LAKE RIDGE CENTER has no federal fines on record. CMS issues fines when nursing homes fail to meet care standards or don't correct problems found during inspections. The absence of fines suggests the facility has either maintained compliance or corrected any issues before penalties were assessed. This is a positive indicator, though families should still review recent inspection reports for the full picture.

Is Lake Ridge Center on Any Federal Watch List?
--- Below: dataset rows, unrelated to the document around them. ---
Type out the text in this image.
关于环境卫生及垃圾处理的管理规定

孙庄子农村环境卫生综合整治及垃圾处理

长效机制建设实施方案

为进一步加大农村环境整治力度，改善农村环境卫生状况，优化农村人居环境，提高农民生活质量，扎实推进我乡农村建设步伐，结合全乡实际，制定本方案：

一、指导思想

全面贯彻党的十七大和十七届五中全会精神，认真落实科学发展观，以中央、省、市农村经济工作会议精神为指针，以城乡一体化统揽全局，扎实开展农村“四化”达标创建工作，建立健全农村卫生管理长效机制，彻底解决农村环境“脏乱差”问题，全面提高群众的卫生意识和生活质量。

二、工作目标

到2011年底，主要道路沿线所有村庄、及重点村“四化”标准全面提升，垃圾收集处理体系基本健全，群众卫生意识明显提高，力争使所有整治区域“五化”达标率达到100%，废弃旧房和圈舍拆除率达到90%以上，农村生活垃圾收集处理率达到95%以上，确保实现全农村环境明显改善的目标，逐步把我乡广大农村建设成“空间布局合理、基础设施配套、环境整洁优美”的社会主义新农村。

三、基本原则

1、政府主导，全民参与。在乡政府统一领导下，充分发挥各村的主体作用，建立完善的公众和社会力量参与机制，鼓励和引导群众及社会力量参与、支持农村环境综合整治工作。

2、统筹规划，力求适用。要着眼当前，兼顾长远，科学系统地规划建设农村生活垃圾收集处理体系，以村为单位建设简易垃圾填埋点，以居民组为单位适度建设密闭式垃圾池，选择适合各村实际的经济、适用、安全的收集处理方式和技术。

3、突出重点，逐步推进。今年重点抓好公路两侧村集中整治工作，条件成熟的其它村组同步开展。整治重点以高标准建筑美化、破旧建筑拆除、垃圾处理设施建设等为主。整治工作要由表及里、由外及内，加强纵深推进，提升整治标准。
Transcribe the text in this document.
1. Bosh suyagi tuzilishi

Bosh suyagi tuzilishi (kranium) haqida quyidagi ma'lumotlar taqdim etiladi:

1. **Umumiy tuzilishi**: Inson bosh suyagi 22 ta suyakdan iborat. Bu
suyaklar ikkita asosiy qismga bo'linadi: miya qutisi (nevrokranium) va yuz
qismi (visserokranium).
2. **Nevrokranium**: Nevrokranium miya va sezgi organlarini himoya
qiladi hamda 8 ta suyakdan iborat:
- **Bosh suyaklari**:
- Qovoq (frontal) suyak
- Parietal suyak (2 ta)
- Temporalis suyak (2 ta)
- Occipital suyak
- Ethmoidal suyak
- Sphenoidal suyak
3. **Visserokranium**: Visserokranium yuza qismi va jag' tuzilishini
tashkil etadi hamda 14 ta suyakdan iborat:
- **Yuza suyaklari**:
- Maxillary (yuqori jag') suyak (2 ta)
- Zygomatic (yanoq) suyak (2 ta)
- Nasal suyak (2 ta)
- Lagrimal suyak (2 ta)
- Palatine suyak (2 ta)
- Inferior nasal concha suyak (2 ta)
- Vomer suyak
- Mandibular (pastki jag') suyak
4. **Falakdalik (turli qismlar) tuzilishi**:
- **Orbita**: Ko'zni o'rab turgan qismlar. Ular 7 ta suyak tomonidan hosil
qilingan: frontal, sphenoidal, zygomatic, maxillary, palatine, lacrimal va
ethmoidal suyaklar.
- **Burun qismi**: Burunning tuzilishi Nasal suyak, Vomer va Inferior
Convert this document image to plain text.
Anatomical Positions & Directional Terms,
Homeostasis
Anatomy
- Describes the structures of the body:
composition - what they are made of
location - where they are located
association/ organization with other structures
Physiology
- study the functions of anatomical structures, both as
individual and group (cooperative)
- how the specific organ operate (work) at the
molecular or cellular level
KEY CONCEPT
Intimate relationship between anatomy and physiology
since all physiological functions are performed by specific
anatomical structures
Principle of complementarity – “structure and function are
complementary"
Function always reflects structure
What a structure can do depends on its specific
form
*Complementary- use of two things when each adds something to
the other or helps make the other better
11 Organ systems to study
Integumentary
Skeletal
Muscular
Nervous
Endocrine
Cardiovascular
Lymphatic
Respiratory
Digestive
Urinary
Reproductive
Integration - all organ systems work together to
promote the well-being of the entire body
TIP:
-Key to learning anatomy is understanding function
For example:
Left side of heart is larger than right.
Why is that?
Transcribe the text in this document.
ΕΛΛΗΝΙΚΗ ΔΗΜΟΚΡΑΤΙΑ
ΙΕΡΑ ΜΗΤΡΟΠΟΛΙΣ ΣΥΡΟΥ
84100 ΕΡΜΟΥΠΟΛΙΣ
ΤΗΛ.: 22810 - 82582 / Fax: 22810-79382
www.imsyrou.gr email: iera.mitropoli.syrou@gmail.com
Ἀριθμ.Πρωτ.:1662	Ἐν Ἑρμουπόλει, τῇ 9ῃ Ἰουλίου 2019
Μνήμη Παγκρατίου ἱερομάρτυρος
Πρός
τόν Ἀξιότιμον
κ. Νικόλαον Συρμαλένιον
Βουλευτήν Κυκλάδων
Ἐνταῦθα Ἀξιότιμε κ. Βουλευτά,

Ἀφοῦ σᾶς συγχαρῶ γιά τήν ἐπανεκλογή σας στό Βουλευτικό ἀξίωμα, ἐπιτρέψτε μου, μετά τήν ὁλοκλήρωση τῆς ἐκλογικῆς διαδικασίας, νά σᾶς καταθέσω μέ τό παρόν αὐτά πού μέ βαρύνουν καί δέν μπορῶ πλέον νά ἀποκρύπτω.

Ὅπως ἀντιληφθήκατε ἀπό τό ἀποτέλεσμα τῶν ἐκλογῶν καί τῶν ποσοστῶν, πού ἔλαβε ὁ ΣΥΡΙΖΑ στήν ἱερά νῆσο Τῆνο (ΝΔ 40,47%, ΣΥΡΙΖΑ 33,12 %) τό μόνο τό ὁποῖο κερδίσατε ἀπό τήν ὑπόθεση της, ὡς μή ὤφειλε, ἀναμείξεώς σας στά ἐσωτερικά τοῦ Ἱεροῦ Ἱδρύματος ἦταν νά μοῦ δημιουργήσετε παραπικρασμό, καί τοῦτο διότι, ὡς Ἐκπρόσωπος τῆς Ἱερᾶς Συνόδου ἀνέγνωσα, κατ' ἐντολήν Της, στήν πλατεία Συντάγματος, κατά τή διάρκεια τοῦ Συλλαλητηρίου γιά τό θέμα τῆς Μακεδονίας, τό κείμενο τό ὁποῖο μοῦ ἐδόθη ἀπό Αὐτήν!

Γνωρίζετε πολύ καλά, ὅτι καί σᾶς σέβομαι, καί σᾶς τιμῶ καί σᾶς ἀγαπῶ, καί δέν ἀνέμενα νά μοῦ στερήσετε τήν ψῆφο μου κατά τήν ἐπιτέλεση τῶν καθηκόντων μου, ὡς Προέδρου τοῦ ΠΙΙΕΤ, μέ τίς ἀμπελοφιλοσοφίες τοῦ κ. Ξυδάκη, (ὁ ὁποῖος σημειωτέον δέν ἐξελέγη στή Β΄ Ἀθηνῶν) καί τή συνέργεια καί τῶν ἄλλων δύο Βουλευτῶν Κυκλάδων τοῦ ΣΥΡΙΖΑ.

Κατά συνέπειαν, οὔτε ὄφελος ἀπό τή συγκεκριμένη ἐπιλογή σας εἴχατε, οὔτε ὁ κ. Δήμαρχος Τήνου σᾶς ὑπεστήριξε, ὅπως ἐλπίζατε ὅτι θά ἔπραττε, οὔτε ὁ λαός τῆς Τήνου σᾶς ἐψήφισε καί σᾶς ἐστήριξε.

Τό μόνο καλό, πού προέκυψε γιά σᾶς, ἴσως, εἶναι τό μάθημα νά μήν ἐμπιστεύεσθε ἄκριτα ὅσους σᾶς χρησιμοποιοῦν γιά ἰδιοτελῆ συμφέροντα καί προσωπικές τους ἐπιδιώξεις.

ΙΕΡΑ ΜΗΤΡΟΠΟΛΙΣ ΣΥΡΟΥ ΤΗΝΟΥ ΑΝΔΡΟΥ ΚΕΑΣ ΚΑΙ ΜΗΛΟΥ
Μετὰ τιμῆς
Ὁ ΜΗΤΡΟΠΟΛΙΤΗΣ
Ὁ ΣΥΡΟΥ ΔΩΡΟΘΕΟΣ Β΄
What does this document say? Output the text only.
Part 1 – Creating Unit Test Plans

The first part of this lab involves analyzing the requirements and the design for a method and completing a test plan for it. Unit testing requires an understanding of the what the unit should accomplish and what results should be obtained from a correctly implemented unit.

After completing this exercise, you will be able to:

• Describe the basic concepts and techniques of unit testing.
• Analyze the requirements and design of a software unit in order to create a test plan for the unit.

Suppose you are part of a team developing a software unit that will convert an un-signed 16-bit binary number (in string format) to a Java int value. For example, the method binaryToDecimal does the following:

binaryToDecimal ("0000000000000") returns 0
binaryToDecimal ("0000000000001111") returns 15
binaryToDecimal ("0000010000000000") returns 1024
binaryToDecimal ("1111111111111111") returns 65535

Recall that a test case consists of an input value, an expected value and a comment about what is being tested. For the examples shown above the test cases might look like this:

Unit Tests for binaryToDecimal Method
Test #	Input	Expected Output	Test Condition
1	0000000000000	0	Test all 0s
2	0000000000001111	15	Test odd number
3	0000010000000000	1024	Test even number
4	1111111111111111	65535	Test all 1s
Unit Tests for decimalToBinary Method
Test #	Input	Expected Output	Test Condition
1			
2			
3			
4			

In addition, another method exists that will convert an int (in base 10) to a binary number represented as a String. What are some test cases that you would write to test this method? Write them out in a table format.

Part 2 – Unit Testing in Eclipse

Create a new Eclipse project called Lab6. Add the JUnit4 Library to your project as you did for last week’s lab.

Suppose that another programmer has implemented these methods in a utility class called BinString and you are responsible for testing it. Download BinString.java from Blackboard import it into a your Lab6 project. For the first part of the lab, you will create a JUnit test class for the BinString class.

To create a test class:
LAKE RIDGE CENTER is not on any federal watch list. The most significant is the Special Focus Facility (SFF) program, which identifies the bottom 1% of nursing homes nationally based on persistent, serious quality problems. Not being on this list means the facility has avoided the pattern of deficiencies that triggers enhanced federal oversight. This is a positive indicator, though families should still review the facility's inspection history directly.